Category Archives: Maneviyat

Rehber Olmadan Maneviyata Ulaşmak İmkansızdır

Bilgelere inanç olmadan, mantık ötesi inanca ulaşmak ve Yaradan ile bağ kurmak imkansızdır. Sonuçta, egoist arzumuz ile ihsan etme arzusu arasında doğrudan bir bağ yoktur.

Egoizmin içinde olduğumuz için, ihsan etme arzusuna sıçrayamıyoruz ve ne olduğunu ya da ona nasıl yaklaşacağımızı bile anlamıyoruz. Bu nedenle, bizi bu dünyanın hissinden üst dünyayı hissetmeye götürebilecek bir rehbere ihtiyacımız var.

Biz bu dünyadayız yani alma arzusu içindeyiz ve dünyayı ancak onun aracılığıyla hissediyoruz. Egoizm, tüm niteliklerimizi belirler, kalbimizi ve zihnimizi kontrol eder. Aynı zamanda bizler, ihsan etme arzusu içinde gerçekliği hissetmek isteriz.

Ancak, “zıt bir dünya göreceğim” denildiği gibi, ihsan etme arzusunun ne olduğunu ve başka bir gerçekliği hissetmek için onu nasıl geliştireceğimizi bilmiyoruz. Uzun zaman alabilen ve bu dünya ile bir sonraki dünya arasında birçok ara durumu, alma arzusunun hakimiyetini ve ihsan etme arzusunu içeren özel bir koşuldan geçmemiz gerekiyor.

Böyle bir geçiş bir anda olamaz, ancak söylenenlere göre: “Hayatımın her günü beni sadece iyilik ve merhamet takip edecek.”

Bu nedenle, her iki dünyada aynı anda yaşayan ve bize böyle bir geçişi nasıl yapacağımızı öğretebilecek bir bilgeye ihtiyacımız var. Manevi dünyanın edinimi içinde olan herkes böyle bir rehber olamaz. Bu, her iki dünyayı anlamada duygu ve anlayışta tutarlılık ve bir dünyadan diğerine adım adım nasıl geçiş yapılacağına dair bilgi gerektirir.
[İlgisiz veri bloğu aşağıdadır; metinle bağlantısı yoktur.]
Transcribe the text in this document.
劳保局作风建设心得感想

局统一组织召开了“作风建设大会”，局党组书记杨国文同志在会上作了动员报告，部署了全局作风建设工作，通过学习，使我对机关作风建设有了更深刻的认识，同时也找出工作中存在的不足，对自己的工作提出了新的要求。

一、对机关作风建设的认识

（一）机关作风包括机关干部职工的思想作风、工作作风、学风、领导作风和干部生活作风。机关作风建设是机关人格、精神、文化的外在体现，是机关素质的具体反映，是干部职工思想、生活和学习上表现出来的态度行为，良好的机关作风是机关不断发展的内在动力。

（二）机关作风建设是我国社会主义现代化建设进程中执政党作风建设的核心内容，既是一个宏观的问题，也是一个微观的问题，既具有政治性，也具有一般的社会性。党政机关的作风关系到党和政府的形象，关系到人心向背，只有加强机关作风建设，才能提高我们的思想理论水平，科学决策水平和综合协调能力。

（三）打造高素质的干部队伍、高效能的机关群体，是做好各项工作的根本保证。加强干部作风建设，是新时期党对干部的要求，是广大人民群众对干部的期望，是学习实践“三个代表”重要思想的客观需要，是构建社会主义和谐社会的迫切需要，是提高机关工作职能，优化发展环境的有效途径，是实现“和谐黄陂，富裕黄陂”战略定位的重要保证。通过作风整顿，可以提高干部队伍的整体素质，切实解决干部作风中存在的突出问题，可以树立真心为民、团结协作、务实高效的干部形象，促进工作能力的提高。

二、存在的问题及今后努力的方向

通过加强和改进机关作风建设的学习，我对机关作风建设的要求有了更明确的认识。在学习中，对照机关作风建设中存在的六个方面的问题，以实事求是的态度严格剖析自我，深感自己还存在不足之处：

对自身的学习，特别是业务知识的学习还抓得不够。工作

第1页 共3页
Bu rehberin niteliğine Musa denir. Bir yandan Yaradan’ın nitelikleri içindedir, öte yandan “sadık bir çoban” gibi, bu dünyadan manevi dünyaya, insanlara öğrencilere rehberlik etmek ve Yaradan’ın talimatlarını yerine getirmek için bu görevi üstlenebilir.

Manevi yolda öğretmen anlamına gelen, bilgelere inanç, yolun kendisine inanmakla, Yaradan’a ve gerçekleştirdiğimiz tüm eylemlere inanmakla aynıdır. Başarı, öğretmene ne kadar bağlı olduğuma ve onu ne kadar takip ettiğime bağlıdır. Bu sanki ciddi bir yürüyüşte, tehlikeyle dolu bilinmeyen bir bölgeden geçerken, ıssız yollarda, uygun kıyafetlere ve ayakkabılara, uygun bir bastona sahip olmanız, önünüzde giden kişiyi takip etmeniz ve önünüzde olanın izini takip etmeniz gerektiği gibidir. O zaman güvenle ilerleyebilirsiniz.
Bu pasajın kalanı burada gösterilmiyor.